FOMC Minutes Show Labor and Brexit Driving Uncertainty at the Fed
- Almost all Fed officials saw May Payrolls raising uncertainty over the labor market
- PCE data showed strong retail gains as consumer confidence grows markedly from March
- Brexit and China financial health cited as concerns for many FOMC members
Having trouble trading the USDollar? This may be why.

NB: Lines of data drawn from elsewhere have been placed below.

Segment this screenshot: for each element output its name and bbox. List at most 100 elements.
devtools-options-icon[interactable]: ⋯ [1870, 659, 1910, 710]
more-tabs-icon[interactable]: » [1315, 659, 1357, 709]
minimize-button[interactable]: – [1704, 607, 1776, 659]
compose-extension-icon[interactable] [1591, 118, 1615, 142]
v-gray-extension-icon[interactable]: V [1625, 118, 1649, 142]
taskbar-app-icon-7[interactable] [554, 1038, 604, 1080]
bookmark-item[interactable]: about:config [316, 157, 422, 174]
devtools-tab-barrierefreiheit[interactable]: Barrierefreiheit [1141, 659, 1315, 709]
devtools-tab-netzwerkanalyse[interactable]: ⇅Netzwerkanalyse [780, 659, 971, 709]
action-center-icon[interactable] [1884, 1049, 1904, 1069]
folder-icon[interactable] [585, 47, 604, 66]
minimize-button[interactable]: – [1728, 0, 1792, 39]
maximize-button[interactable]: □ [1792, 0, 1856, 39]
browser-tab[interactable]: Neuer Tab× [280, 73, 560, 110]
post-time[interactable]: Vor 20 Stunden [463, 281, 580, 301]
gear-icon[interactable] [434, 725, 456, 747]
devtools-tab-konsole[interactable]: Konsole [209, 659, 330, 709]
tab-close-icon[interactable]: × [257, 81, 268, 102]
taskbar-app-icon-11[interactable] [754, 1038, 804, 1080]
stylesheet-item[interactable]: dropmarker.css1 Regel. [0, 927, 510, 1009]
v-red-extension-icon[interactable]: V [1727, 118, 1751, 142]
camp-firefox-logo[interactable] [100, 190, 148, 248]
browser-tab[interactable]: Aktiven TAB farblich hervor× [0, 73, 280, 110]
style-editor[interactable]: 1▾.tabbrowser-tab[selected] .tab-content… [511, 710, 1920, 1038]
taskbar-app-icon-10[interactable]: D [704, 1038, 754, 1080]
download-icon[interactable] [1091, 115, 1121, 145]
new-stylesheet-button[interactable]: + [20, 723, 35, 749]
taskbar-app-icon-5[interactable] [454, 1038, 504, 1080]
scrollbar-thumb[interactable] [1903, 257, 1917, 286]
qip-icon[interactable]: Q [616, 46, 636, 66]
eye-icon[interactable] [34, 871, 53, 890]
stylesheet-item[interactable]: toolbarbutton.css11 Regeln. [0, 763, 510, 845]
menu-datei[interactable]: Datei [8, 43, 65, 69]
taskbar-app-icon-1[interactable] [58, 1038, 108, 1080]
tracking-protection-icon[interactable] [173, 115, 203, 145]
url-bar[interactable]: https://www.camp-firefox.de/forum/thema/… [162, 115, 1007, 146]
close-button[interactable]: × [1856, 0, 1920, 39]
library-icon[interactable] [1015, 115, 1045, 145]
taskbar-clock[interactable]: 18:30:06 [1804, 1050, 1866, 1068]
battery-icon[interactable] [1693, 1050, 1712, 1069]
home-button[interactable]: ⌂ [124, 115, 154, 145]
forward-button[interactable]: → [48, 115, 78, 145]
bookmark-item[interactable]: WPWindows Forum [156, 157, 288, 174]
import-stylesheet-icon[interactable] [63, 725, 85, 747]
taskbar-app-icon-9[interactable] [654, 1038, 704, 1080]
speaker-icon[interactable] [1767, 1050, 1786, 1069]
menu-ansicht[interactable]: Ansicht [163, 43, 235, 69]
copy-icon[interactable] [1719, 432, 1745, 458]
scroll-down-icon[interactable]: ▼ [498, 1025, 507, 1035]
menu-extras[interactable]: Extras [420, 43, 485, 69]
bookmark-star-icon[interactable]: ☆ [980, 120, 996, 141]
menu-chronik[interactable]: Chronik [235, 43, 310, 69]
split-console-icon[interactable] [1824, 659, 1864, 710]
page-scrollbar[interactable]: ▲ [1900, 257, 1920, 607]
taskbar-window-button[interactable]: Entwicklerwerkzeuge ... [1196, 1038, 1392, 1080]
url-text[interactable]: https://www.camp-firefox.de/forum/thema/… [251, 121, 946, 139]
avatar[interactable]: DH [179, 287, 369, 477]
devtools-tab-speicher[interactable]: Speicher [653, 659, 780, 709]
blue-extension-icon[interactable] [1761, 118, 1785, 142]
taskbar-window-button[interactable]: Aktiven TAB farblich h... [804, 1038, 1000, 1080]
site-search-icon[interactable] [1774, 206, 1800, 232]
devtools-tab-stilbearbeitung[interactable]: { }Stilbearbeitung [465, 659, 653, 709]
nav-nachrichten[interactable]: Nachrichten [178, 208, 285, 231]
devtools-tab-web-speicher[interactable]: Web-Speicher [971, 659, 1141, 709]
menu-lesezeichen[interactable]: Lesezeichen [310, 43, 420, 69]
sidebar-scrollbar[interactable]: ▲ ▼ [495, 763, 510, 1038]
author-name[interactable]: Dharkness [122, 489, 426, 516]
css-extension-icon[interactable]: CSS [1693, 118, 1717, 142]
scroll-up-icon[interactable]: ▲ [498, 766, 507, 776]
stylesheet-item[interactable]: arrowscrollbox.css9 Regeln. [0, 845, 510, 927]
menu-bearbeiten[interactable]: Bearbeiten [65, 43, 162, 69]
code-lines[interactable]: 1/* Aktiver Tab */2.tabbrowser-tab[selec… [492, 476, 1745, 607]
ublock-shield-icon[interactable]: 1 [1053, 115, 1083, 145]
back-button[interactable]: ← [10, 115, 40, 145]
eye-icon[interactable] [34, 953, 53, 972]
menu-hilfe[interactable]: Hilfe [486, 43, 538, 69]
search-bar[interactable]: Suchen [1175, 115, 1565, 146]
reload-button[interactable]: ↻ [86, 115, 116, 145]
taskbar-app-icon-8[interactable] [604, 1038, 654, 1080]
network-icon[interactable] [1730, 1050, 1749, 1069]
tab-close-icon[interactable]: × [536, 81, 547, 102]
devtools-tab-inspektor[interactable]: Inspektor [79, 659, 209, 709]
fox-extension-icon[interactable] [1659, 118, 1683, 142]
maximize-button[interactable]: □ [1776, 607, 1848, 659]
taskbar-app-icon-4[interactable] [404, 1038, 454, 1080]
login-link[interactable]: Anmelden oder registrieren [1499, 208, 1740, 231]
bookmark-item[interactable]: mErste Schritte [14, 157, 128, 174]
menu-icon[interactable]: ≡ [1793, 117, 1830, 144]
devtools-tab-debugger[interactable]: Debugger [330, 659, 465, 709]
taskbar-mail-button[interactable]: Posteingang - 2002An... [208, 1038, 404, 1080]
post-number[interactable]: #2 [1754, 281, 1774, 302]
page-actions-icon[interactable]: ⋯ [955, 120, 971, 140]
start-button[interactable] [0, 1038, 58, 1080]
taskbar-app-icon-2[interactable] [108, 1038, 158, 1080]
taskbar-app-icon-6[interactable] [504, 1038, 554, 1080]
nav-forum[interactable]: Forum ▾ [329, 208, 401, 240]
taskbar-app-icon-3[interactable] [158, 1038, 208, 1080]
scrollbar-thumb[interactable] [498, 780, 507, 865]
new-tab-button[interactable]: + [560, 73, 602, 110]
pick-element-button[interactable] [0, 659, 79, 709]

The Dollar and US equities were little changed after the Federal Reserve released minutes from its June 14-15th Federal Open Market Committee meeting. At the conclusion of the FOMC’s meeting, the Federal Reserve held the overnight rate at 0.25-0.50 percent. In their meeting minutes a few issues were being cited as reason for the Fed’s reluctance to raise rates, though some members argued that waiting too long may be worse. One of the concerns raised was the release of May’s Non-Farm Payroll figures, which shocked investors with the smallest net addition in US jobs in nearly five years. The Fed noted the decrease in the participation rate as well as employment-to-population ratio, and almost all Fed officials saw this data as raising uncertainty.
The Payroll data released in June represents general employment which is one of the two “dual mandates”. The other mandate, inflation, showed modest gains in the previous reporting period. The Fed’s benchmark inflation indicator, Personal Consumption Expenditures (PCE), showed modest pickup in the second quarter, with retail sales leading inflation growth. It was noted that despite the rebound in energy prices, the general price metrics did not respond as directly as they had when both seemed to drop in tandem. Nevertheless, the lower price pressures were viewed as transitory.
The FOMC meeting in June was nestled between the acutely weak payrolls data and the highly volatile Brexit vote. The events leading up to the meeting, and the heightened uncertainty was cited as the reason Fed Fund rates showed a close-to-zero probability for a near term rate hike. The Non-Farm Payrolls for June will be released Friday, July 8th. Less amendable to timing are the resolution of the Brexit vote and the questionable financial health of China – events with no distinct end dates.